Adam stared down at me with an amused grin. “You realize I’ve only been the Arch Mage for a few days now, correct? It does take time to make changes.”
“What’s the point of being the highest ranking mage if you can’t make the changes you want to implement? You have the power to create change and, so far, all I’ve seen you do is interviews. Are you even trying?”
“Eva, you don’t understand how this works. Yes, I’m the Arch Mage, and that does give me a certain amount of power, but there are council members, as well. They are there so I don’t go mad with power. So, if I want to implement changes to give the humans more rights, to fix the way they are treated, then I have to play the game.”
“Then you’re not playing the game well enough,” I snapped, getting irritated by the condescending tone in his voice.
“You met the council, Eva. You know how they feel about humans. A few of them sure, I could get them to play ball if I offer the right incentives, but the others are so set in their ways that trying to make change will take years if not decades. We aretalking about ending a practice that has been going on since the early two thousands.”
He sighed. “It’s not as simple as signing an order and changing everything overnight. If I did that, they could call for a vote of no confidence and then all the hard work I’d done to get to a place of power so I could change things would have been for nothing.”
“Change is like a noose around your neck, the more you struggle the tighter they hold on for control. You have to caress it like a lover, easing into it so they don’t even know they’ve been fucked until you’re already in there, rearranging organs.”
All his talk of doing things the polite and political way made the anger inside of me boil. The queen didn’t want to wait. She didn’t want to woo over the council. Her days of kissing ass to get what she wanted was over. And what did that get her anyway? Locked in a tower for a thousand years.
Adam seemed to think he knew what he was doing. How to get what all of us wanted, and yet I couldn’t help but feel like he was taking the safe easy way out.
“You want to play the hero too much, make sure that everyone is happy with every decision you make.

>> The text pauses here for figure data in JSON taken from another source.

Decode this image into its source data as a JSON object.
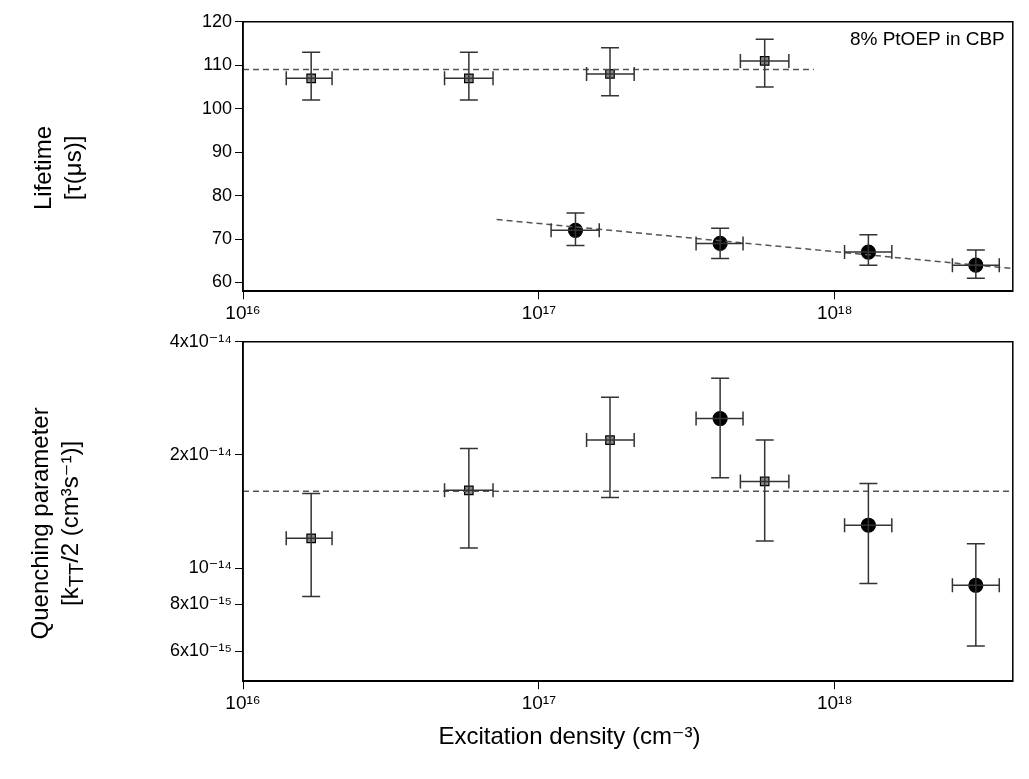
{
  "chart_data": [
    {
      "type": "scatter",
      "ylabel": "Lifetime\n[τ(μs)]",
      "log": "x",
      "grid": false,
      "xlim": [
        1e+16,
        4e+18
      ],
      "xticks": [
        {
          "value": 1e+16,
          "label": "10¹⁶"
        },
        {
          "value": 1e+17,
          "label": "10¹⁷"
        },
        {
          "value": 1e+18,
          "label": "10¹⁸"
        }
      ],
      "ylim": [
        58,
        120
      ],
      "yticks": [
        60,
        70,
        80,
        90,
        100,
        110,
        120
      ],
      "annotations": [
        "8% PtOEP in CBP"
      ],
      "series": [
        {
          "marker": "square",
          "color": "#888888",
          "x": [
            1.7e+16,
            5.8e+16,
            1.74e+17,
            5.8e+17
          ],
          "values": [
            107,
            107,
            108,
            111
          ],
          "errors": [
            [
              102,
              113
            ],
            [
              102,
              113
            ],
            [
              103,
              114
            ],
            [
              105,
              116
            ]
          ],
          "xerrors": [
            [
              1.4e+16,
              2e+16
            ],
            [
              4.8e+16,
              7e+16
            ],
            [
              1.45e+17,
              2.1e+17
            ],
            [
              4.8e+17,
              7e+17
            ]
          ]
        },
        {
          "marker": "circle",
          "color": "#000000",
          "x": [
            1.33e+17,
            4.1e+17,
            1.3e+18,
            3e+18
          ],
          "values": [
            72,
            69,
            67,
            64
          ],
          "errors": [
            [
              68.5,
              76
            ],
            [
              65.5,
              72.5
            ],
            [
              64,
              71
            ],
            [
              61,
              67.5
            ]
          ],
          "xerrors": [
            [
              1.1e+17,
              1.6e+17
            ],
            [
              3.4e+17,
              4.9e+17
            ],
            [
              1.08e+18,
              1.56e+18
            ],
            [
              2.5e+18,
              3.6e+18
            ]
          ]
        },
        {
          "type": "line",
          "marker": "none",
          "line_style": "dashed",
          "color": "#555555",
          "x": [
            1e+16,
            8.5e+17
          ],
          "values": [
            109,
            109
          ]
        },
        {
          "type": "line",
          "marker": "none",
          "line_style": "dashed",
          "color": "#555555",
          "x": [
            7.2e+16,
            4e+18
          ],
          "values": [
            74.5,
            63.2
          ]
        }
      ]
    },
    {
      "type": "scatter",
      "ylabel": "Quenching parameter\n[k$_{TT}$/2 (cm³s⁻¹)]",
      "xlabel": "Excitation density (cm⁻³)",
      "log": "xy",
      "grid": false,
      "xlim": [
        1e+16,
        4e+18
      ],
      "xticks": [
        {
          "value": 1e+16,
          "label": "10¹⁶"
        },
        {
          "value": 1e+17,
          "label": "10¹⁷"
        },
        {
          "value": 1e+18,
          "label": "10¹⁸"
        }
      ],
      "ylim": [
        5e-15,
        4e-14
      ],
      "yticks": [
        {
          "value": 6e-15,
          "label": "6x10⁻¹⁵"
        },
        {
          "value": 8e-15,
          "label": "8x10⁻¹⁵"
        },
        {
          "value": 1e-14,
          "label": "10⁻¹⁴"
        },
        {
          "value": 2e-14,
          "label": "2x10⁻¹⁴"
        },
        {
          "value": 4e-14,
          "label": "4x10⁻¹⁴"
        }
      ],
      "series": [
        {
          "marker": "square",
          "color": "#888888",
          "x": [
            1.7e+16,
            5.8e+16,
            1.74e+17,
            5.8e+17
          ],
          "values": [
            1.2e-14,
            1.61e-14,
            2.19e-14,
            1.7e-14
          ],
          "errors": [
            [
              8.4e-15,
              1.58e-14
            ],
            [
              1.13e-14,
              2.08e-14
            ],
            [
              1.54e-14,
              2.85e-14
            ],
            [
              1.18e-14,
              2.19e-14
            ]
          ],
          "xerrors": [
            [
              1.4e+16,
              2e+16
            ],
            [
              4.8e+16,
              7e+16
            ],
            [
              1.45e+17,
              2.1e+17
            ],
            [
              4.8e+17,
              7e+17
            ]
          ]
        },
        {
          "marker": "circle",
          "color": "#000000",
          "x": [
            4.1e+17,
            1.3e+18,
            3e+18
          ],
          "values": [
            2.5e-14,
            1.3e-14,
            9e-15
          ],
          "errors": [
            [
              1.74e-14,
              3.2e-14
            ],
            [
              9.1e-15,
              1.68e-14
            ],
            [
              6.2e-15,
              1.16e-14
            ]
          ],
          "xerrors": [
            [
              3.4e+17,
              4.9e+17
            ],
            [
              1.08e+18,
              1.56e+18
            ],
            [
              2.5e+18,
              3.6e+18
            ]
          ]
        },
        {
          "type": "line",
          "marker": "none",
          "line_style": "dashed",
          "color": "#555555",
          "x": [
            1e+16,
            4e+18
          ],
          "values": [
            1.6e-14,
            1.6e-14
          ]
        }
      ]
    }
  ]
}
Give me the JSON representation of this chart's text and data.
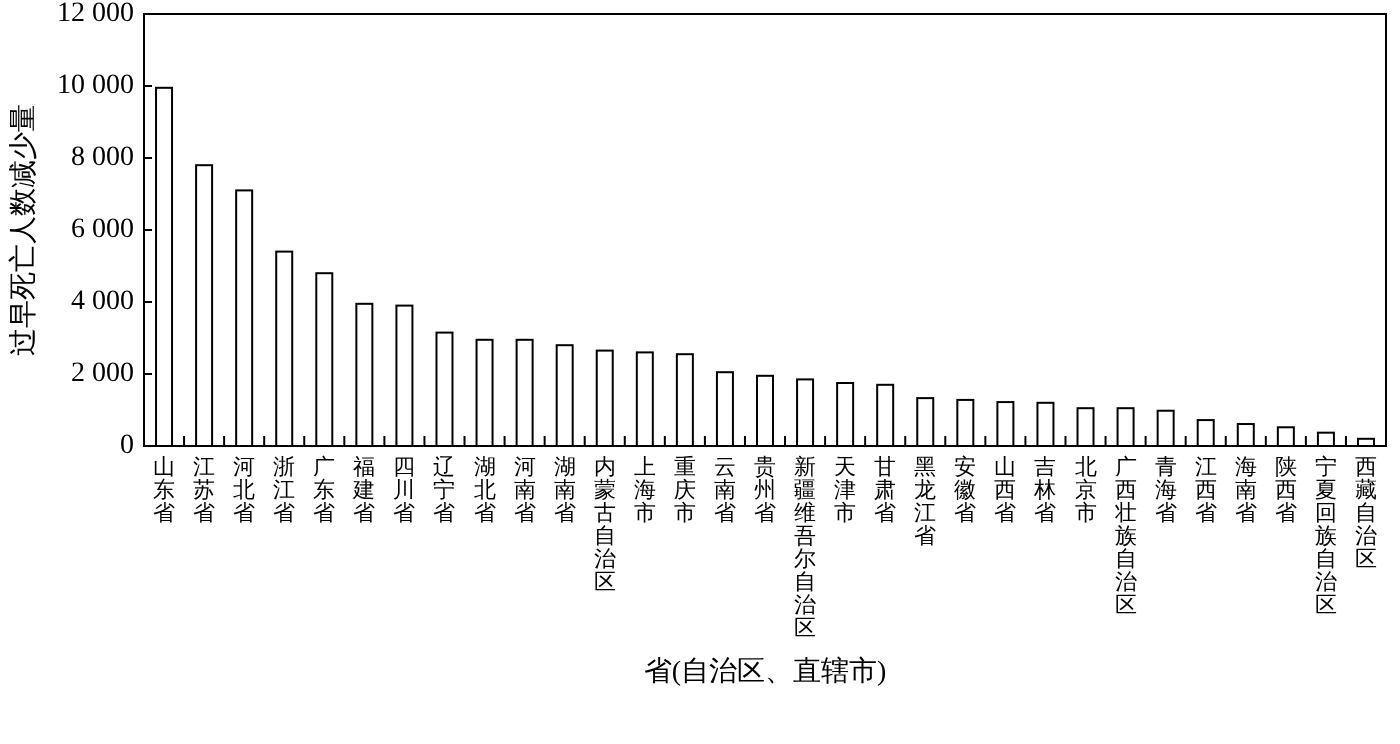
{
  "chart_data": {
    "type": "bar",
    "xlabel": "省(自治区、直辖市)",
    "ylabel": "过早死亡人数减少量",
    "categories": [
      "山东省",
      "江苏省",
      "河北省",
      "浙江省",
      "广东省",
      "福建省",
      "四川省",
      "辽宁省",
      "湖北省",
      "河南省",
      "湖南省",
      "内蒙古自治区",
      "上海市",
      "重庆市",
      "云南省",
      "贵州省",
      "新疆维吾尔自治区",
      "天津市",
      "甘肃省",
      "黑龙江省",
      "安徽省",
      "山西省",
      "吉林省",
      "北京市",
      "广西壮族自治区",
      "青海省",
      "江西省",
      "海南省",
      "陕西省",
      "宁夏回族自治区",
      "西藏自治区"
    ],
    "values": [
      9950,
      7800,
      7100,
      5400,
      4800,
      3950,
      3900,
      3150,
      2950,
      2950,
      2800,
      2650,
      2600,
      2550,
      2050,
      1950,
      1850,
      1750,
      1700,
      1330,
      1280,
      1220,
      1200,
      1050,
      1050,
      980,
      720,
      610,
      520,
      370,
      200
    ],
    "color": "#ffffff",
    "ylim": [
      0,
      12000
    ],
    "yticks": [
      0,
      {
        "value": 2000,
        "label": "2 000"
      },
      {
        "value": 4000,
        "label": "4 000"
      },
      {
        "value": 6000,
        "label": "6 000"
      },
      {
        "value": 8000,
        "label": "8 000"
      },
      {
        "value": 10000,
        "label": "10 000"
      },
      {
        "value": 12000,
        "label": "12 000"
      }
    ],
    "grid": false
  }
}
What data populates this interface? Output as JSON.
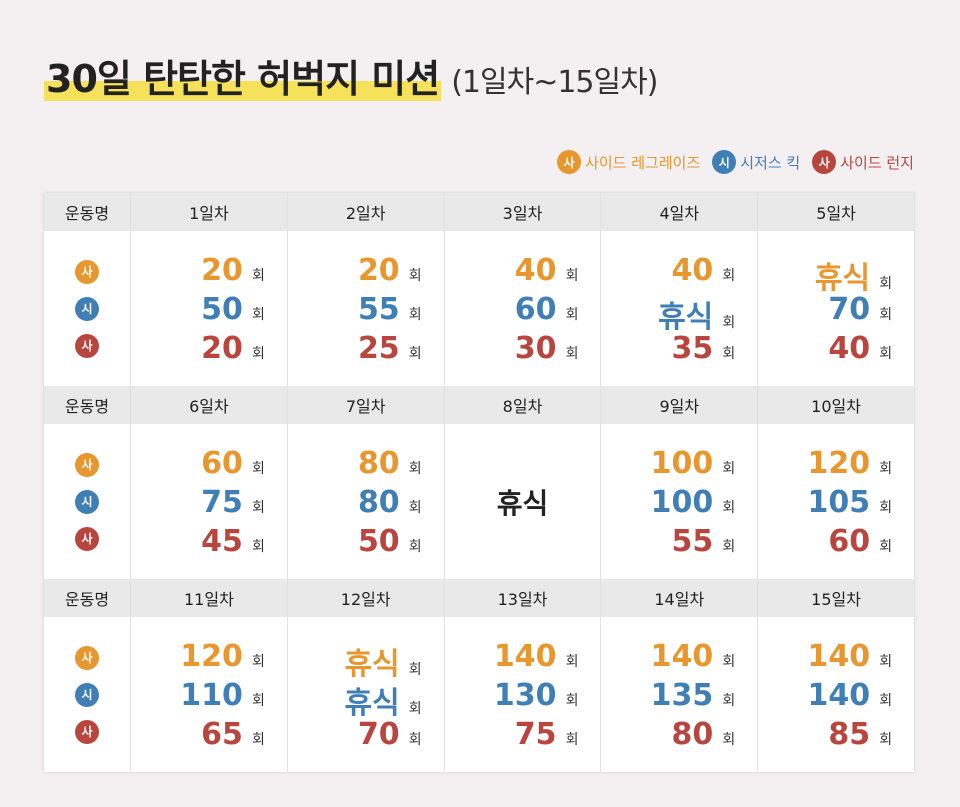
{
  "header": {
    "title": "30일 탄탄한 허벅지 미션",
    "subtitle": "(1일차~15일차)"
  },
  "legend": {
    "items": [
      {
        "icon": "사",
        "label": "사이드 레그레이즈",
        "color": "#e8962e"
      },
      {
        "icon": "시",
        "label": "시저스 킥",
        "color": "#3f7fb5"
      },
      {
        "icon": "사",
        "label": "사이드 런지",
        "color": "#b8463f"
      }
    ]
  },
  "table": {
    "row_header": "운동명",
    "unit": "회",
    "blocks": [
      {
        "days": [
          {
            "label": "1일차",
            "values": [
              20,
              50,
              20
            ]
          },
          {
            "label": "2일차",
            "values": [
              20,
              55,
              25
            ]
          },
          {
            "label": "3일차",
            "values": [
              40,
              60,
              30
            ]
          },
          {
            "label": "4일차",
            "values": [
              40,
              "휴식",
              35
            ]
          },
          {
            "label": "5일차",
            "values": [
              "휴식",
              70,
              40
            ]
          }
        ]
      },
      {
        "days": [
          {
            "label": "6일차",
            "values": [
              60,
              75,
              45
            ]
          },
          {
            "label": "7일차",
            "values": [
              80,
              80,
              50
            ]
          },
          {
            "label": "8일차",
            "rest": "휴식"
          },
          {
            "label": "9일차",
            "values": [
              100,
              100,
              55
            ]
          },
          {
            "label": "10일차",
            "values": [
              120,
              105,
              60
            ]
          }
        ]
      },
      {
        "days": [
          {
            "label": "11일차",
            "values": [
              120,
              110,
              65
            ]
          },
          {
            "label": "12일차",
            "values": [
              "휴식",
              "휴식",
              70
            ]
          },
          {
            "label": "13일차",
            "values": [
              140,
              130,
              75
            ]
          },
          {
            "label": "14일차",
            "values": [
              140,
              135,
              80
            ]
          },
          {
            "label": "15일차",
            "values": [
              140,
              140,
              85
            ]
          }
        ]
      }
    ]
  }
}
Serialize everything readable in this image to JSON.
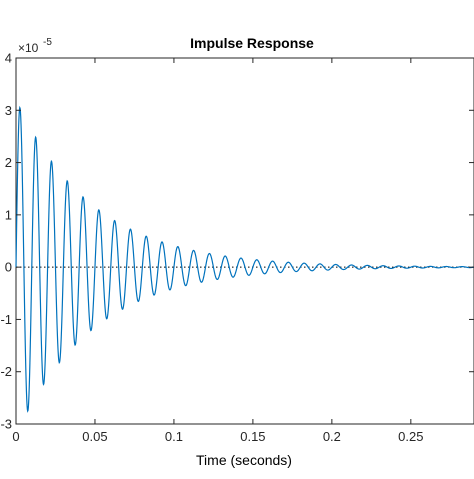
{
  "chart_data": {
    "type": "line",
    "title": "Impulse Response",
    "xlabel": "Time (seconds)",
    "ylabel": "",
    "y_exponent_label": "×10",
    "y_exponent_power": "-5",
    "xlim": [
      0,
      0.29
    ],
    "ylim": [
      -3,
      4
    ],
    "x_ticks": [
      0,
      0.05,
      0.1,
      0.15,
      0.2,
      0.25
    ],
    "x_tick_labels": [
      "0",
      "0.05",
      "0.1",
      "0.15",
      "0.2",
      "0.25"
    ],
    "y_ticks": [
      -3,
      -2,
      -1,
      0,
      1,
      2,
      3,
      4
    ],
    "y_tick_labels": [
      "-3",
      "-2",
      "-1",
      "0",
      "1",
      "2",
      "3",
      "4"
    ],
    "zero_reference_line": "dotted",
    "grid": false,
    "series": [
      {
        "line_color": "#0072bd",
        "envelope_peak": 3.05,
        "decay_rate_per_second": 20.5,
        "frequency_hz": 100,
        "peak_time_seconds": 0.0025,
        "sample_step_seconds": 0.0002
      }
    ],
    "colors": {
      "axis": "#262626",
      "zero_line": "#000000",
      "series": "#0072bd"
    }
  }
}
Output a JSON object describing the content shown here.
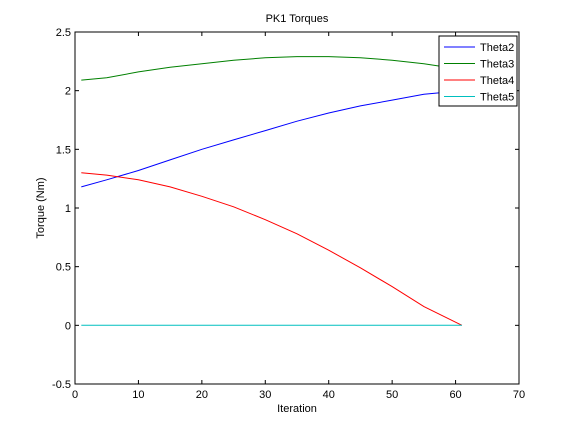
{
  "chart_data": {
    "type": "line",
    "title": "PK1 Torques",
    "xlabel": "Iteration",
    "ylabel": "Torque (Nm)",
    "xlim": [
      0,
      70
    ],
    "ylim": [
      -0.5,
      2.5
    ],
    "xticks": [
      "0",
      "10",
      "20",
      "30",
      "40",
      "50",
      "60",
      "70"
    ],
    "yticks": [
      "-0.5",
      "0",
      "0.5",
      "1",
      "1.5",
      "2",
      "2.5"
    ],
    "grid": false,
    "legend_position": "top-right",
    "x": [
      1,
      5,
      10,
      15,
      20,
      25,
      30,
      35,
      40,
      45,
      50,
      55,
      61
    ],
    "series": [
      {
        "name": "Theta2",
        "color": "#0000ff",
        "values": [
          1.18,
          1.24,
          1.32,
          1.41,
          1.5,
          1.58,
          1.66,
          1.74,
          1.81,
          1.87,
          1.92,
          1.97,
          2.0
        ]
      },
      {
        "name": "Theta3",
        "color": "#008000",
        "values": [
          2.09,
          2.11,
          2.16,
          2.2,
          2.23,
          2.26,
          2.28,
          2.29,
          2.29,
          2.28,
          2.26,
          2.23,
          2.18
        ]
      },
      {
        "name": "Theta4",
        "color": "#ff0000",
        "values": [
          1.3,
          1.28,
          1.24,
          1.18,
          1.1,
          1.01,
          0.9,
          0.78,
          0.64,
          0.49,
          0.33,
          0.16,
          0.0
        ]
      },
      {
        "name": "Theta5",
        "color": "#00bfbf",
        "values": [
          0,
          0,
          0,
          0,
          0,
          0,
          0,
          0,
          0,
          0,
          0,
          0,
          0
        ]
      }
    ]
  }
}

When what humans need is someone willing to be the villain.”
“There’s nothing wrong with being the hero,” Adam shot back, leaning toward me across the desk. “You didn’t seem to mind when I was rescuing you from your tower.”
“And I am forever grateful to you all but,” I shot back at him with a withering smile, “sometimes you have to be the villain before they will realize you’ve been doing it all for them all along.”
“Then they’ll lock you up in a tower and throw away the key,” Adam pointed out with a knowing look.
“That was the mages, not the humans.”
“And it’s mages who I have to convince to give up their ways, not humans. If I only needed the humans, I could go in changing what I wanted without a worry, but that’s not how this world works.”
Tired of going around and round with him on this discussion, I walked my fingers across his desk and asked what I really wanted to know. “Why are you still engaged to Rebecca?”
Adam’s brows furrowed as if he wasn’t expecting me to ask that question. “What? Rebecca? She’s just–”
“Oh,” I interrupted him, sliding my feet from his desk to the floor as I stood up and rounded the desk to stand in front of him. “I know quite well who and what Rebecca is to you.”
“You do?” He arched a brow, his lips lifting on one side. “Then you know... As I said before... It was just for show. I needed to have someone of merit at my side to become Arch Mage.”
My teeth ground together. “Because nothing else matters but getting what you want. That’s what you said, isn’t it?”
“Oh, I see what this is.” Adam leaned toward me with a teasing smile. “You’re jealous.”
I placed my hand down next to his leg on the desk and leaned forward until our faces were inches apart, trying to reel back the queen’s desire to rip a favorite part of him off.
“No, what I am is confused. When someone kisses you and then breaks it off saying they can’t let anything get in the way of their goals, but then he turns around and gets engaged to the she-bitch without a word... Well, you can see how that could cause some confusion.”